Today I saw the Guardian obituary for Colin Spencer, treating him primarily as a food writer, which he became in the later part of his career.
However, last year I did a re-reading (because they turned up during a reorganisation of some piles of books) of his quartet of autobiographical novels, Anarchists in Love (1963), The Tyranny of Love (1967), Lovers in War (1970) and the rather later final volume which was not in my collection but available as ebook, The Victims of Love (1978). I'm not sure whether they have 'enduring literary value' but they are certainly of historical and sociological interest
As the obituary mentions, Spencer was an out bisexual, and this was very much expressed in these novels, though these days Reg might be considered pansexual: 'I just like sex, a lot'. And it is bisexuality, not attempts to 'go straight' or conceal homosexuality for prudential reasons.
That said, there are extremely vivid scenes of gay life at various levels, from the alleys of artsy bohemian Brighton to posh London literary circles. On the Brighton scene, re-reading Anarchists in Love after, what, maybe 40 years, I realised why the Brighton section of Queer Beyond London seemed somehow familiar!

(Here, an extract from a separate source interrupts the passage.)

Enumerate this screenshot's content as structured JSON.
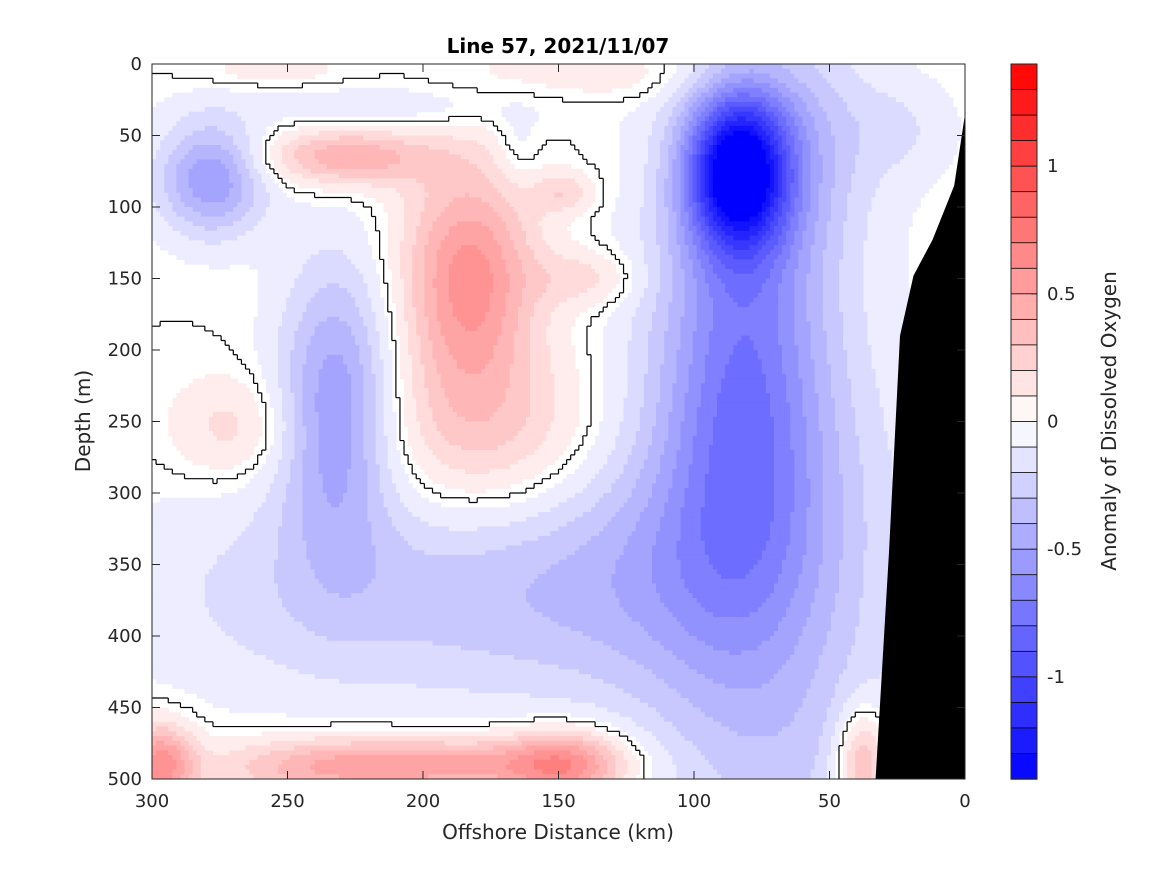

There's also a good deal of wider relevance for the historian of sex at the period (and indeed, society in general during this time of change) - there's a certain amount on STIs, from Eddie's panic when he discovers his mistress's husband is dying of tertiary syphilis, to Matthew's experiences as a VD orderly when doing his National Service. There's also mention of contraception ('cock-socks') and abortion.
The bisexuality, however, is primarily male: while Sundy and Jane both admit to some lesbian experience (though in Jane's case possibly on an emotional rather than physical level) this appears to be 'just a phase' in primarily heterosexual lives.
I felt that there were certain rather period gendered attitudes to Jane as a female academic - and particularly in the later volumes considerable misogyny, but given that she was based on his first wife and they had a bitter divorce during which his bisexuality was invoked over child custody, that was perhaps more individual than generic. Sundy is on the whole a sympathetic figure and indeed in his autobiography, first volume of a planned trilogy (the rest has not yet appeared), Backing Into Light: My Father's Son (2013) Spencer claims that Sundy as well as Matthew was based on himself.
The tetralogy has been reissued with introductions by Spencer in paperback and ebook by Faber Finds.